In his exploration of disobedience, philosopher Frédéric Gros argues that obedience is a way of avoiding responsibility.1 When all you do is follow the rules or the instructions given to you by some authority, you don't have to think about whether what you're doing is right. Whether it's in integrity with the values and standards you hold dear.
Gros writes:
To be an intellectual, an artist, a writer, but perhaps more fundamentally to take seriously one's task or destiny as human, means obliging oneself to commitment, even to struggle and take sides. Neutrality is also a choice, that of passive complicity ...
Being responsible means this above all, to feel a burden weighing on my shoulders.
Responsibility—and integrity—place a burden on us. They require a daily accounting of our actions relative to what we say we believe. There's no room for neutrality. No room for passivity.
Our responsibility to disobey norms and rules that serve to oppress others is, indeed, a slippery slope.
The weight of it might even cause us to speed toward our far-off unknown destination. But the upside here is that taking on the burden and sliding down the slope is a path toward freedom.
When it comes to work and especially running a business, operational integrity requires committed responsibility. It requires wisdom. Wisdom, according to Gros, "is actively thinking, getting to the root of the question, rather than stirring the ashes of rote knowledge, repeated dogmas, or acquired certainties." And found in that responsibility and wisdom is freedom from harmful norms and freedom to invent new possibilities.
How much of your daily work or business operation is the product of rote knowledge, dogma, or acquired certainties?
Probably quite a bit. We accept the perceived truths others have on offer: how to manage your time, how to achieve your goals, how to sell a coaching package, how to build your email list, and on and on. We copy and paste from templates and case studies rather than interrogate whether those proven tactics align with our values.
Our policies drip with punitive warnings. Our marketing oozes urgency. Our hiring practices seep out the exploitative status quo.
Because we obey. Because surely others know better than we do. Because we want to do things the right way. Because we've spent our whole lives avoiding the slippery slope.
Freedom from norms and best practices takes stepping over the edge every day. It's a slippery slope. And it feels like flying.
See also Hannah Arendt’s notion of the “banality of evil.”
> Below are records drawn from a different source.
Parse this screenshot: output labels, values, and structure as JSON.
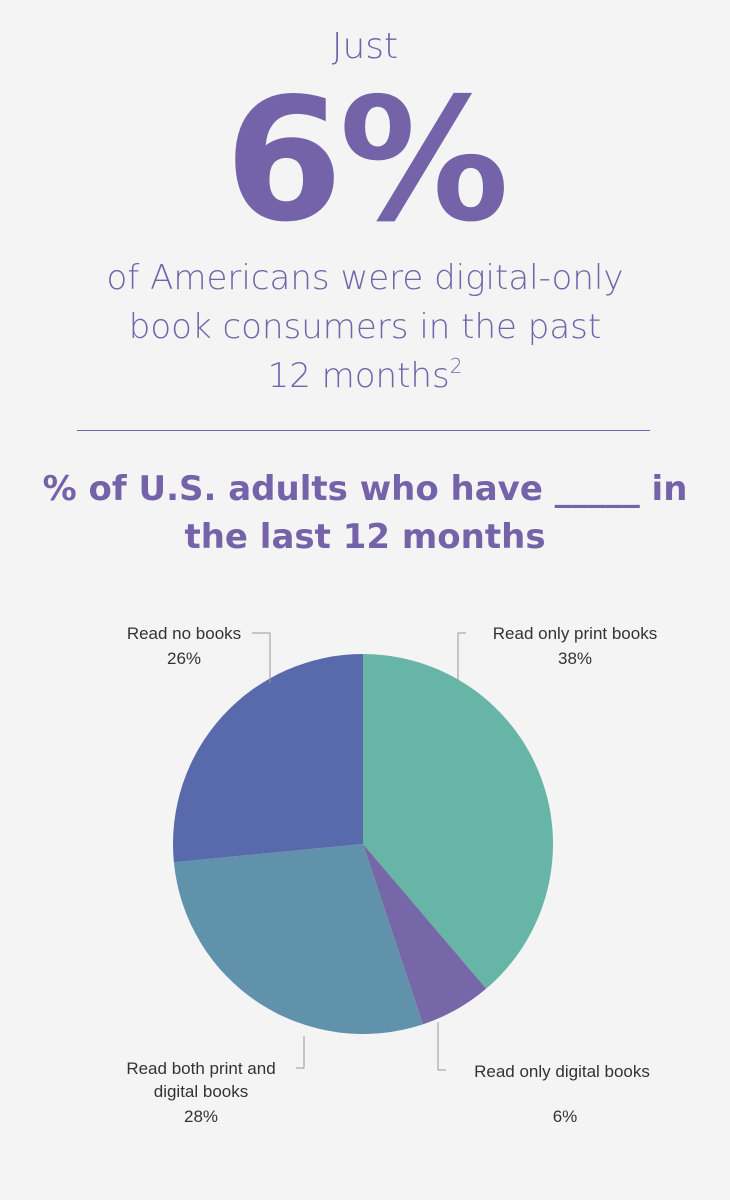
{
  "header": {
    "lead": "Just",
    "stat": "6%",
    "sub_line1": "of Americans were digital-only",
    "sub_line2": "book consumers in the past",
    "sub_line3": "12 months",
    "footnote": "2"
  },
  "chart_heading": {
    "line1": "% of U.S. adults who have _____ in",
    "line2": "the last 12 months"
  },
  "chart_data": {
    "type": "pie",
    "title": "% of U.S. adults who have _____ in the last 12 months",
    "slices": [
      {
        "label": "Read only print books",
        "value": 38,
        "display": "38%",
        "color": "#67b5a7"
      },
      {
        "label": "Read only digital books",
        "value": 6,
        "display": "6%",
        "color": "#7667a9"
      },
      {
        "label": "Read both print and digital books",
        "label_lines": [
          "Read both print and",
          "digital books"
        ],
        "value": 28,
        "display": "28%",
        "color": "#6092ab"
      },
      {
        "label": "Read no books",
        "value": 26,
        "display": "26%",
        "color": "#586aab"
      }
    ],
    "start": "top",
    "direction": "clockwise"
  },
  "colors": {
    "text": "#7463a8",
    "background": "#f4f4f4"
  }
}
This piece (as most of yours magically do!) came at the perfect time as I am in the midst of trying to articulate my values so that I can ensure my business model, work, and clients align (or at least that my clients know who their getting when they work with me). Thanks!
IPAs are the best!
I relate to all of this. I try to earn, invest, and spend my money in alignment with my values, but it can be so hard!